- Karen "Casse" Culver, from the 1964 yearbook of St. Mary's College of Maryland
- Born: Karen Culver March 7, 1944 Bethesda, Maryland, U.S.
- Died: December 4, 2019 (age 75) Milton, Delaware, U.S.
- Occupations: Singer, songwriter
- Spouse: Boden Sandstrom

= Casse Culver =

American musician (1944–2019)

Karen Sue "Casse" Culver (March 7, 1944 – December 4, 2019) was an American folk singer and songwriter in the women's music genre.

==Early life and education==
Culver was born in Bethesda, Maryland, the daughter of Ronald H. Culver and Thyra Marjorie Ferguson Culver. Her father was an electrical engineer and her mother was a beautician. She attended St. Mary's College of Maryland. In the 1980s, she took a course of Bible study at the Way of Faith Christian Institute in Virginia. Her older brother Donald M. Culver was president of the Gay Restaurant Owners of Washington.

==Career==
Culver began singing and playing guitar as a busker in the late 1960s. She had a record contract in 1971, and recorded an unreleased album. Culver played her "very personal, folk-sounding music" at women's music festivals, and toured nationally in the 1970s. Susan Abod performed with Culver in concerts, and on Culver's album 3 Gypsies (1976). She and Boden Sandstrom began a sound company, Woman Sound, in 1975.

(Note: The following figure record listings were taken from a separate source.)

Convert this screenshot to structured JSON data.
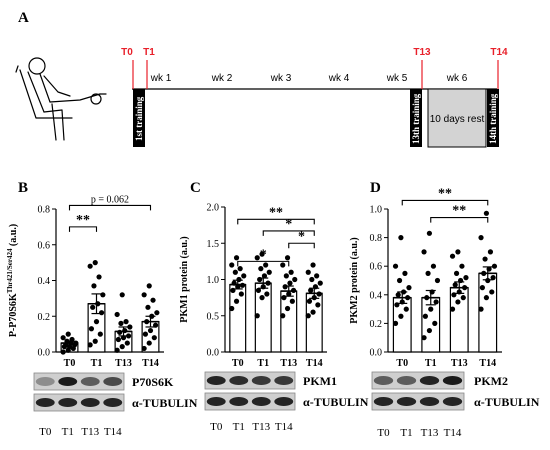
{
  "panel_A": {
    "letter": "A",
    "timepoints": [
      "T0",
      "T1",
      "T13",
      "T14"
    ],
    "weeks": [
      "wk 1",
      "wk 2",
      "wk 3",
      "wk 4",
      "wk 5",
      "wk 6"
    ],
    "session_1": "1st training",
    "session_13": "13th training",
    "session_14": "14th training",
    "rest_label": "10 days rest",
    "colors": {
      "timepoint": "#e8202a",
      "rest_box": "#d3d3d3",
      "session_box": "#000000"
    }
  },
  "chart_data": [
    {
      "id": "B",
      "type": "bar",
      "letter": "B",
      "ylabel": "P-P70S6K Thr421/Ser424 (a.u.)",
      "ylabel_main": "P-P70S6K",
      "ylabel_sup": "Thr421/Ser424",
      "ylabel_tail": " (a.u.)",
      "ylim": [
        0,
        0.8
      ],
      "yticks": [
        "0.0",
        "0.2",
        "0.4",
        "0.6",
        "0.8"
      ],
      "categories": [
        "T0",
        "T1",
        "T13",
        "T14"
      ],
      "values": [
        0.05,
        0.27,
        0.115,
        0.17
      ],
      "sem": [
        0.01,
        0.055,
        0.025,
        0.03
      ],
      "points": [
        [
          0.0,
          0.01,
          0.02,
          0.03,
          0.03,
          0.04,
          0.04,
          0.05,
          0.05,
          0.06,
          0.07,
          0.08,
          0.1
        ],
        [
          0.04,
          0.06,
          0.1,
          0.13,
          0.17,
          0.22,
          0.25,
          0.27,
          0.32,
          0.37,
          0.42,
          0.48,
          0.5
        ],
        [
          0.01,
          0.03,
          0.05,
          0.07,
          0.08,
          0.09,
          0.11,
          0.12,
          0.14,
          0.16,
          0.17,
          0.21,
          0.32
        ],
        [
          0.02,
          0.05,
          0.08,
          0.1,
          0.12,
          0.15,
          0.17,
          0.2,
          0.22,
          0.25,
          0.29,
          0.32,
          0.37
        ]
      ],
      "brackets": [
        {
          "from": 0,
          "to": 1,
          "label": "**",
          "y": 0.7
        },
        {
          "from": 0,
          "to": 3,
          "label": "p = 0.062",
          "y": 0.82
        }
      ],
      "blot": {
        "target": "P70S6K",
        "loading": "α-TUBULIN",
        "lanes": [
          "T0",
          "T1",
          "T13",
          "T14"
        ]
      }
    },
    {
      "id": "C",
      "type": "bar",
      "letter": "C",
      "ylabel": "PKM1 protein (a.u.)",
      "ylim": [
        0,
        2.0
      ],
      "yticks": [
        "0.0",
        "0.5",
        "1.0",
        "1.5",
        "2.0"
      ],
      "categories": [
        "T0",
        "T1",
        "T13",
        "T14"
      ],
      "values": [
        0.93,
        0.95,
        0.84,
        0.81
      ],
      "sem": [
        0.06,
        0.07,
        0.07,
        0.07
      ],
      "points": [
        [
          0.6,
          0.7,
          0.8,
          0.85,
          0.9,
          0.92,
          0.95,
          1.0,
          1.05,
          1.1,
          1.15,
          1.2,
          1.3
        ],
        [
          0.5,
          0.75,
          0.8,
          0.85,
          0.9,
          0.95,
          1.0,
          1.05,
          1.1,
          1.15,
          1.2,
          1.3,
          1.35
        ],
        [
          0.5,
          0.6,
          0.7,
          0.75,
          0.8,
          0.85,
          0.9,
          0.95,
          1.0,
          1.05,
          1.1,
          1.2,
          1.3
        ],
        [
          0.5,
          0.55,
          0.65,
          0.7,
          0.75,
          0.8,
          0.85,
          0.9,
          0.95,
          1.0,
          1.05,
          1.1,
          1.2
        ]
      ],
      "brackets": [
        {
          "from": 2,
          "to": 3,
          "label": "*",
          "y": 1.5
        },
        {
          "from": 1,
          "to": 3,
          "label": "*",
          "y": 1.67
        },
        {
          "from": 0,
          "to": 2,
          "label": "*",
          "y": 1.25
        },
        {
          "from": 0,
          "to": 3,
          "label": "**",
          "y": 1.83
        }
      ],
      "brackets_order_note": "",
      "blot": {
        "target": "PKM1",
        "loading": "α-TUBULIN",
        "lanes": [
          "T0",
          "T1",
          "T13",
          "T14"
        ]
      }
    },
    {
      "id": "D",
      "type": "bar",
      "letter": "D",
      "ylabel": "PKM2 protein (a.u.)",
      "ylim": [
        0,
        1.0
      ],
      "yticks": [
        "0.0",
        "0.2",
        "0.4",
        "0.6",
        "0.8",
        "1.0"
      ],
      "categories": [
        "T0",
        "T1",
        "T13",
        "T14"
      ],
      "values": [
        0.38,
        0.38,
        0.45,
        0.55
      ],
      "sem": [
        0.04,
        0.05,
        0.04,
        0.045
      ],
      "points": [
        [
          0.2,
          0.25,
          0.3,
          0.33,
          0.35,
          0.38,
          0.4,
          0.42,
          0.45,
          0.5,
          0.55,
          0.6,
          0.8
        ],
        [
          0.1,
          0.15,
          0.2,
          0.25,
          0.3,
          0.35,
          0.38,
          0.42,
          0.5,
          0.55,
          0.6,
          0.7,
          0.83
        ],
        [
          0.3,
          0.35,
          0.38,
          0.4,
          0.42,
          0.45,
          0.47,
          0.5,
          0.52,
          0.55,
          0.6,
          0.67,
          0.7
        ],
        [
          0.3,
          0.38,
          0.42,
          0.45,
          0.5,
          0.52,
          0.55,
          0.58,
          0.6,
          0.65,
          0.7,
          0.8,
          0.97
        ]
      ],
      "brackets": [
        {
          "from": 1,
          "to": 3,
          "label": "**",
          "y": 0.94
        },
        {
          "from": 0,
          "to": 3,
          "label": "**",
          "y": 1.06
        }
      ],
      "blot": {
        "target": "PKM2",
        "loading": "α-TUBULIN",
        "lanes": [
          "T0",
          "T1",
          "T13",
          "T14"
        ]
      }
    }
  ]
}
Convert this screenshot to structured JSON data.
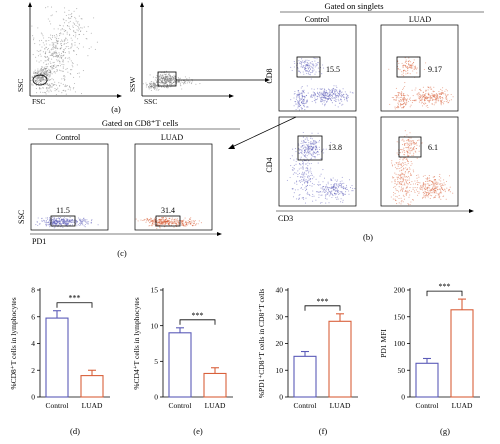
{
  "flow": {
    "panel_a": {
      "letter": "(a)",
      "plot1": {
        "x_label": "FSC",
        "y_label": "SSC"
      },
      "plot2": {
        "x_label": "SSC",
        "y_label": "SSW"
      }
    },
    "panel_b": {
      "letter": "(b)",
      "header": "Gated on singlets",
      "col_control": "Control",
      "col_luad": "LUAD",
      "row1_y_label": "CD8",
      "row2_y_label": "CD4",
      "x_label": "CD3",
      "gate_values": {
        "cd8_control": "15.5",
        "cd8_luad": "9.17",
        "cd4_control": "13.8",
        "cd4_luad": "6.1"
      }
    },
    "panel_c": {
      "letter": "(c)",
      "header": "Gated on CD8⁺T cells",
      "col_control": "Control",
      "col_luad": "LUAD",
      "y_label": "SSC",
      "x_label": "PD1",
      "gate_values": {
        "control": "11.5",
        "luad": "31.4"
      }
    }
  },
  "chart_data": [
    {
      "type": "bar",
      "letter": "(d)",
      "ylabel": "%CD8⁺T cells in lymphocytes",
      "categories": [
        "Control",
        "LUAD"
      ],
      "values": [
        5.9,
        1.6
      ],
      "errors": [
        0.55,
        0.4
      ],
      "ylim": [
        0,
        8
      ],
      "yticks": [
        "0",
        "2",
        "4",
        "6",
        "8"
      ],
      "significance": "***"
    },
    {
      "type": "bar",
      "letter": "(e)",
      "ylabel": "%CD4⁺T cells in lymphocytes",
      "categories": [
        "Control",
        "LUAD"
      ],
      "values": [
        9.0,
        3.3
      ],
      "errors": [
        0.7,
        0.8
      ],
      "ylim": [
        0,
        15
      ],
      "yticks": [
        "0",
        "5",
        "10",
        "15"
      ],
      "significance": "***"
    },
    {
      "type": "bar",
      "letter": "(f)",
      "ylabel": "%PD1⁺CD8⁺T cells in CD8⁺T cells",
      "categories": [
        "Control",
        "LUAD"
      ],
      "values": [
        15.2,
        28.3
      ],
      "errors": [
        1.8,
        2.8
      ],
      "ylim": [
        0,
        40
      ],
      "yticks": [
        "0",
        "10",
        "20",
        "30",
        "40"
      ],
      "significance": "***"
    },
    {
      "type": "bar",
      "letter": "(g)",
      "ylabel": "PD1 MFI",
      "categories": [
        "Control",
        "LUAD"
      ],
      "values": [
        63,
        163
      ],
      "errors": [
        9,
        20
      ],
      "ylim": [
        0,
        200
      ],
      "yticks": [
        "0",
        "50",
        "100",
        "150",
        "200"
      ],
      "significance": "***"
    }
  ],
  "colors": {
    "control": "#5b5bb8",
    "luad": "#d9603b",
    "scatter_gray": "#7a7a7a",
    "axis": "#000000"
  }
}
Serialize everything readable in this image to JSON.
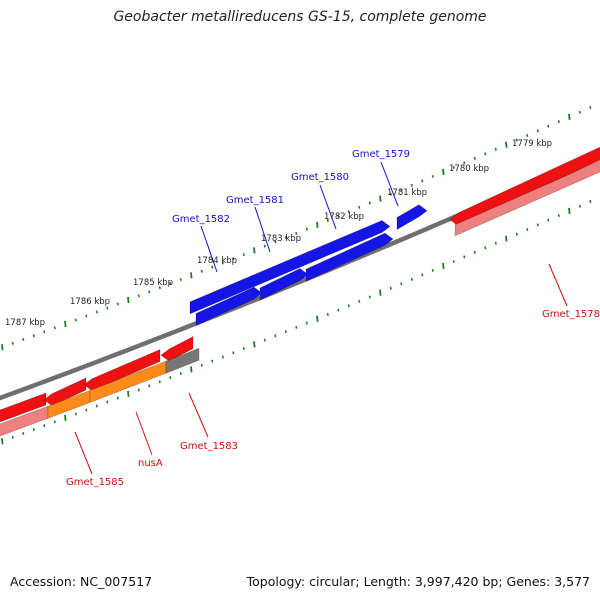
{
  "title": "Geobacter metallireducens GS-15, complete genome",
  "footer": {
    "accession": "Accession: NC_007517",
    "topology": "Topology: circular; Length: 3,997,420 bp; Genes: 3,577"
  },
  "colors": {
    "backbone": "#808080",
    "tick": "#1e7e1e",
    "plus_strand_label": "#0000cc",
    "minus_strand_label": "#cc0000",
    "blue_gene": "#1515e6",
    "red_gene": "#ee1111",
    "pink_gene": "#ee8080",
    "orange_gene": "#ff8c1a",
    "gray_gene": "#777777"
  },
  "scale_labels": [
    "1779 kbp",
    "1780 kbp",
    "1781 kbp",
    "1782 kbp",
    "1783 kbp",
    "1784 kbp",
    "1785 kbp",
    "1786 kbp",
    "1787 kbp"
  ],
  "genes_plus": [
    "Gmet_1579",
    "Gmet_1580",
    "Gmet_1581",
    "Gmet_1582"
  ],
  "genes_minus": [
    "Gmet_1578",
    "Gmet_1583",
    "nusA",
    "Gmet_1585"
  ]
}
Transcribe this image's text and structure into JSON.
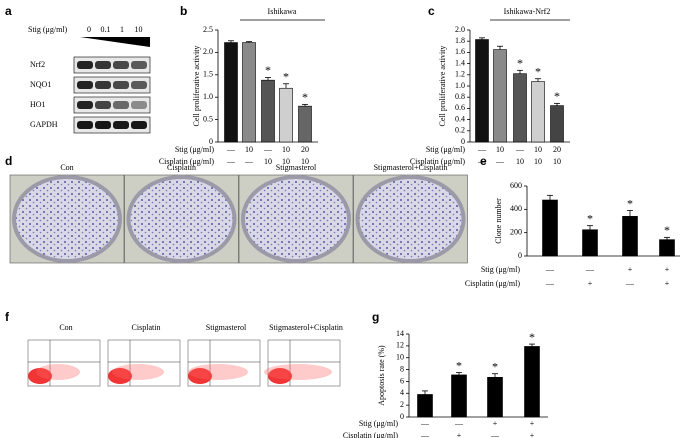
{
  "blot": {
    "panel": "a",
    "treatment_label": "Stig (μg/ml)",
    "doses": [
      "0",
      "0.1",
      "1",
      "10"
    ],
    "proteins": [
      "Nrf2",
      "NQO1",
      "HO1",
      "GAPDH"
    ]
  },
  "colony": {
    "panel": "d",
    "labels": [
      "Con",
      "Cisplatin",
      "Stigmasterol",
      "Stigmasterol+Cisplatin"
    ]
  },
  "flow": {
    "panel": "f",
    "labels": [
      "Con",
      "Cisplatin",
      "Stigmasterol",
      "Stigmasterol+Cisplatin"
    ]
  },
  "chart_data": [
    {
      "type": "bar",
      "panel": "b",
      "title": "Ishikawa",
      "y_label": "Cell proliferative activity",
      "ylim": [
        0,
        2.5
      ],
      "yticks": [
        0,
        0.5,
        {
          "value": 1,
          "label": "1.0"
        },
        1.5,
        {
          "value": 2,
          "label": "2.0"
        },
        2.5
      ],
      "series": [
        {
          "values": [
            2.22,
            2.22,
            1.38,
            1.2,
            0.8
          ],
          "errors": [
            0.04,
            0.02,
            0.06,
            0.1,
            0.04
          ],
          "colors": [
            "#111111",
            "#8a8a8a",
            "#555555",
            "#cfcfcf",
            "#666666"
          ]
        }
      ],
      "significance": [
        null,
        null,
        "*",
        "*",
        "*"
      ],
      "conditions": [
        {
          "label": "Stig (μg/ml)",
          "values": [
            "—",
            "10",
            "—",
            "10",
            "20"
          ]
        },
        {
          "label": "Cisplatin (μg/ml)",
          "values": [
            "—",
            "—",
            "10",
            "10",
            "10"
          ]
        }
      ]
    },
    {
      "type": "bar",
      "panel": "c",
      "title": "Ishikawa-Nrf2",
      "y_label": "Cell proliferative activity",
      "ylim": [
        0,
        2
      ],
      "yticks": [
        0,
        0.2,
        0.4,
        0.6,
        0.8,
        {
          "value": 1,
          "label": "1.0"
        },
        1.2,
        1.4,
        1.6,
        1.8,
        {
          "value": 2,
          "label": "2.0"
        }
      ],
      "series": [
        {
          "values": [
            1.83,
            1.65,
            1.22,
            1.08,
            0.65
          ],
          "errors": [
            0.03,
            0.06,
            0.06,
            0.05,
            0.04
          ],
          "colors": [
            "#111111",
            "#8a8a8a",
            "#555555",
            "#cfcfcf",
            "#444444"
          ]
        }
      ],
      "significance": [
        null,
        null,
        "*",
        "*",
        "*"
      ],
      "conditions": [
        {
          "label": "Stig (μg/ml)",
          "values": [
            "—",
            "10",
            "—",
            "10",
            "20"
          ]
        },
        {
          "label": "Cisplatin (μg/ml)",
          "values": [
            "—",
            "—",
            "10",
            "10",
            "10"
          ]
        }
      ]
    },
    {
      "type": "bar",
      "panel": "e",
      "y_label": "Clone number",
      "ylim": [
        0,
        600
      ],
      "yticks": [
        0,
        200,
        400,
        600
      ],
      "series": [
        {
          "values": [
            480,
            225,
            340,
            140
          ],
          "errors": [
            40,
            35,
            50,
            20
          ],
          "colors": [
            "#000000",
            "#000000",
            "#000000",
            "#000000"
          ]
        }
      ],
      "significance": [
        null,
        "*",
        "*",
        "*"
      ],
      "conditions": [
        {
          "label": "Stig (μg/ml)",
          "values": [
            "—",
            "—",
            "+",
            "+"
          ]
        },
        {
          "label": "Cisplatin (μg/ml)",
          "values": [
            "—",
            "+",
            "—",
            "+"
          ]
        }
      ]
    },
    {
      "type": "bar",
      "panel": "g",
      "y_label": "Apoptosis rate (%)",
      "ylim": [
        0,
        14
      ],
      "yticks": [
        0,
        2,
        4,
        6,
        8,
        10,
        12,
        14
      ],
      "series": [
        {
          "values": [
            3.8,
            7.1,
            6.7,
            11.9
          ],
          "errors": [
            0.6,
            0.4,
            0.6,
            0.4
          ],
          "colors": [
            "#000000",
            "#000000",
            "#000000",
            "#000000"
          ]
        }
      ],
      "significance": [
        null,
        "*",
        "*",
        "*"
      ],
      "conditions": [
        {
          "label": "Stig (μg/ml)",
          "values": [
            "—",
            "—",
            "+",
            "+"
          ]
        },
        {
          "label": "Cisplatin (μg/ml)",
          "values": [
            "—",
            "+",
            "—",
            "+"
          ]
        }
      ]
    }
  ]
}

Beyond music, Culver was an organic gardener in Woodstock, New York, in the late 1960s, and ran a garden and landscaping service in the 1980s. She enjoyed doing home renovation projects, and was a house manager for a group home in Washington, D.C. In the 1980s, she taught at a church, Hear and Be Healed Ministries, and was known as "the Rev. Elder Casse Culver" by the early 1990s.

==Publications and recordings==
- Casse Culver Songbook
- 3 Gypsies (1976 LP)
- "What We Gonna Do (About Anita)"/"Queen of the Night" (1978 single)
- Songs and Other Dreams (1982 LP)
- "Ride, Sally Ride!"/"Blame it on the Moon" (1982 single)
- Casse Culver Live in Concert (1984 cassette, recorded in 1974)
- "Perfect Child of God" (2018, poem)

==Personal life==
Culver married Boden Sandstrom in 2013, but they were together "on and off" from the mid-1970s. Culver died from lung cancer in 2019, at the age of 75, in Milton, Delaware. There is a large collection of her papers in the Sophia Smith Collection of Women's History at Smith College. There is a recording of Casse Culver and Willie Tyson performing in 1976 on WBAI in New York, in the Pacifica Radio Archives.